Diego se figea. Je le rassurai :
— Elles ne le sont certainement pas toutes, sinon quel est l’intérêt ?
Notre progression était régulière. Nous devions continuer. Que faire d’autre ?
À nouveau, le sol vibra lorsque ce bruit venu des profondeurs emplit l’espace. Les murs pivotèrent, l’espace se recomposa, rendant vaine toute tentative de nous repérer. Plus rien ne correspondait désormais à mon plan mental. Sans nous décourager, nous reprîmes notre progression.
Nous retrouvâmes un de nos compagnons, celui qui avait perdu son binôme. Il semblait choqué.
— Le piège derrière la porte, dit-il. Lorsqu’il est sorti, le sol s’est dérobé sous ses pieds.

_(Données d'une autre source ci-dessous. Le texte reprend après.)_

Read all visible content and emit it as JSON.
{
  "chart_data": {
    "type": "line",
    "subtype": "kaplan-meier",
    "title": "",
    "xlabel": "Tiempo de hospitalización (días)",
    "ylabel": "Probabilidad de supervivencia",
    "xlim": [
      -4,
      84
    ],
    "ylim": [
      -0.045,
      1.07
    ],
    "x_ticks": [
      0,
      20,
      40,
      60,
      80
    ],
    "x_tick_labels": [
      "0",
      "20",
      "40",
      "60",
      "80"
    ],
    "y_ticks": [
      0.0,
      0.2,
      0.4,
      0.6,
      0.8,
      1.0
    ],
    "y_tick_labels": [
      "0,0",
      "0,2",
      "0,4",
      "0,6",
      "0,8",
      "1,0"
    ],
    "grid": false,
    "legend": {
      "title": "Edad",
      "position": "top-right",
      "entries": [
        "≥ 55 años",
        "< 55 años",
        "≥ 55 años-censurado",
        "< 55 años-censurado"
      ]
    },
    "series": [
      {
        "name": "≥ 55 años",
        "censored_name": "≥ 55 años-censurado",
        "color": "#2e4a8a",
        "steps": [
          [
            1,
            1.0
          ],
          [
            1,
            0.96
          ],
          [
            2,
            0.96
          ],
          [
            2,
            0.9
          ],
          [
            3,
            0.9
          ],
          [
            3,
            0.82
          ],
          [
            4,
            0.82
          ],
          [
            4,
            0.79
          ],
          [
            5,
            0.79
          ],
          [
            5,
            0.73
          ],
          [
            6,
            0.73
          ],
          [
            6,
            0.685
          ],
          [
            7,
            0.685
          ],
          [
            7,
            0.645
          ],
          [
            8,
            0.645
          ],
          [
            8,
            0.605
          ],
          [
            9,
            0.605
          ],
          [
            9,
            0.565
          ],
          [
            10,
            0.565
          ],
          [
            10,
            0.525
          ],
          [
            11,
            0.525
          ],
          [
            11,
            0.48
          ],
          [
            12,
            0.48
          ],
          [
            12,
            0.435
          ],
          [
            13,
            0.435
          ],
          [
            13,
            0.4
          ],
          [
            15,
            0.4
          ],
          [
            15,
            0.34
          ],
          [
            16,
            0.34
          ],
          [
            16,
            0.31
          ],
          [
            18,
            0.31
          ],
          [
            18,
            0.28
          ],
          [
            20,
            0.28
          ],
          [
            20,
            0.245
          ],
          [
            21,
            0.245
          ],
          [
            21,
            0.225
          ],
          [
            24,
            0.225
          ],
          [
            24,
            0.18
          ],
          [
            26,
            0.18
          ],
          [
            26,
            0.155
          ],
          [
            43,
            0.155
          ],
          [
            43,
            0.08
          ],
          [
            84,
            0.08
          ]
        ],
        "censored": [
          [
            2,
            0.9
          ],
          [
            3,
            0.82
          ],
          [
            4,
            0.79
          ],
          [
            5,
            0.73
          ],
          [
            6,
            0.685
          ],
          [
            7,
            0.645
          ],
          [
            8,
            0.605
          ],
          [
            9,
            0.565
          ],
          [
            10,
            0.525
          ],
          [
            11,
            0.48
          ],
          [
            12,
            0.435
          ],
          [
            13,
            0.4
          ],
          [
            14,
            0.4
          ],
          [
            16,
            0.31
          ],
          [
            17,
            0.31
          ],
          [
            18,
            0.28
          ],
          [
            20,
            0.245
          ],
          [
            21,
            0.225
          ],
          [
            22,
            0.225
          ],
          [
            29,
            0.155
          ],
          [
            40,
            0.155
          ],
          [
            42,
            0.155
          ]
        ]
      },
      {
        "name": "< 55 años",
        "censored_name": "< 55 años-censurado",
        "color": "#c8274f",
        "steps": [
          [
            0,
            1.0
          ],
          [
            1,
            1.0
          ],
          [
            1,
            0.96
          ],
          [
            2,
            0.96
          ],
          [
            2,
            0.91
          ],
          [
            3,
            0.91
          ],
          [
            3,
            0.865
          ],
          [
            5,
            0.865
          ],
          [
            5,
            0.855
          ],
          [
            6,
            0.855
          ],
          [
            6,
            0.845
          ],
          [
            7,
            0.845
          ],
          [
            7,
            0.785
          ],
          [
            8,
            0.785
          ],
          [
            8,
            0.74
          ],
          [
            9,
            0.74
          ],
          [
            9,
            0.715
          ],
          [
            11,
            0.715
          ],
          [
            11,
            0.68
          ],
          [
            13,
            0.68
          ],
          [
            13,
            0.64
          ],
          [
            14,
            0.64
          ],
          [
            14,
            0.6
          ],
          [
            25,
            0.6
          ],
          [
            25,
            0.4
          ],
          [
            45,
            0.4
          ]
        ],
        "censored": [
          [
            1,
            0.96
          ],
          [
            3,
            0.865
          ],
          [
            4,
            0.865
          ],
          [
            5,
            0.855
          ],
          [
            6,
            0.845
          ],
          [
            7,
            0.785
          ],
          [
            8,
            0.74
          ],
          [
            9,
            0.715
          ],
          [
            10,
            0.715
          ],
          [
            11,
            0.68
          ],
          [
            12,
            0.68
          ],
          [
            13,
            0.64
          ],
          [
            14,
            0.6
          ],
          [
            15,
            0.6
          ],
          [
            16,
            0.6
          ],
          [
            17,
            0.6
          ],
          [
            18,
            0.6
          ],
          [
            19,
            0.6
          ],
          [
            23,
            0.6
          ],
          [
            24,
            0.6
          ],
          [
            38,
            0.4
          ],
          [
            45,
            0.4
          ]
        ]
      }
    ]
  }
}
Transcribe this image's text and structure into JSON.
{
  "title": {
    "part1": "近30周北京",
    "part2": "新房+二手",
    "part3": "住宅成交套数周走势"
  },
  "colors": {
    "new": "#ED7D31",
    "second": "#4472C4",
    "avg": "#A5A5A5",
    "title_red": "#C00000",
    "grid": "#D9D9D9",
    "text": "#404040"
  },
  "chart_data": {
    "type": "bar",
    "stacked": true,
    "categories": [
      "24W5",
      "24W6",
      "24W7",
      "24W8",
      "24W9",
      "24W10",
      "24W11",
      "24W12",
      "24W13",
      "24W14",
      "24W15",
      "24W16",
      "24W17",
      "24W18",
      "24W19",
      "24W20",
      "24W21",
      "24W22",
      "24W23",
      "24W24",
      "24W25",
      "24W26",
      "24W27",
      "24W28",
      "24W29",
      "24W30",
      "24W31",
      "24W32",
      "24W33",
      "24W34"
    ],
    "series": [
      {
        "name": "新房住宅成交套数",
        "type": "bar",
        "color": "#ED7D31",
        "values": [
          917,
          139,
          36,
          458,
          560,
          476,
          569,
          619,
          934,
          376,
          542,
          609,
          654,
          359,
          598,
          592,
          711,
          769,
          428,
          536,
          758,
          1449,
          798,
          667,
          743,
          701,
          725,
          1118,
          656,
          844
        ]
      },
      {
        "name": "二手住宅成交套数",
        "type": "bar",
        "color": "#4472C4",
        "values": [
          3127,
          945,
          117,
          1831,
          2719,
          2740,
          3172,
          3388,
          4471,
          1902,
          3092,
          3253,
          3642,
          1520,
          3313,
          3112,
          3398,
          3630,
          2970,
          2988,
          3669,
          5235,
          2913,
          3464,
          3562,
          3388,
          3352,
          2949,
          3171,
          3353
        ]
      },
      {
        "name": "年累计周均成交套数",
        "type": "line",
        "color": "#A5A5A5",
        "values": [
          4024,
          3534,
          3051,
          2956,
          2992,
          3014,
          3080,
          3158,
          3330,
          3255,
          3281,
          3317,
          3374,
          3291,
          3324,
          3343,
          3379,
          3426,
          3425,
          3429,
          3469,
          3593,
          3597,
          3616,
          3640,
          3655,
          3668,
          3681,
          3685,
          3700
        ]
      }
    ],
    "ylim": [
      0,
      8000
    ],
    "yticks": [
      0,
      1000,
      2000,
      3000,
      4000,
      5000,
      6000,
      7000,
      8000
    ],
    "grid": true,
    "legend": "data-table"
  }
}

— Reste avec nous, lui dis-je.
Notre groupe reprit sa progression lente, en formation serrée, toujours ensemble sur une même dalle. Je pressentais que si nous nous éloignions, ne serait-ce que de quelques mètres, une recomposition de l’environnement nous séparerait, comme si un maître de jeu sadique nous observait et se délectait de nous perdre dans ce labyrinthe.
Une cloison attira mon attention. Dans un coin, je reconnus un fragment de la cible blanche que nous avions sur le front. Ces cloisons, ce piège de métal dans lequel nos bourreaux nous laissaient errer, tout était composé des carcasses de nos congénères reconditionnés. Combien en fallait-il pour construire une cloison si haute ?
Les parois se décalèrent une nouvelle fois. J’accusai le coup. Découragé, je m’allongeai sur le sol. J’étais prêt à renoncer. Les yeux au plafond, j’eus la confirmation de mon intuition. L’entrepôt était couvert de caméras. Des demi-sphères noires, espacées d’une vingtaine de mètres, étaient pointées sur nous. Nous étions observés, épiés. Une force puissante au fond de moi savait que ce n’était qu’un jeu macabre. Je l’avais toujours su. Je me relevai d’un bond.
— On ne peut pas gagner. Ces sorties ne sont que des leurres, dis-je finalement. Nous n’échapperons pas à notre sort, soit le reconditionnement, soit le grand-huit.
C’était le clou du spectacle. L’issue inéluctable. L’espace se reconfigurait toujours pour nous entraîner vers le fond. Le temps pressait et une force obscure s’arrangeait pour que nous progressions vers le fond de l’entrepôt.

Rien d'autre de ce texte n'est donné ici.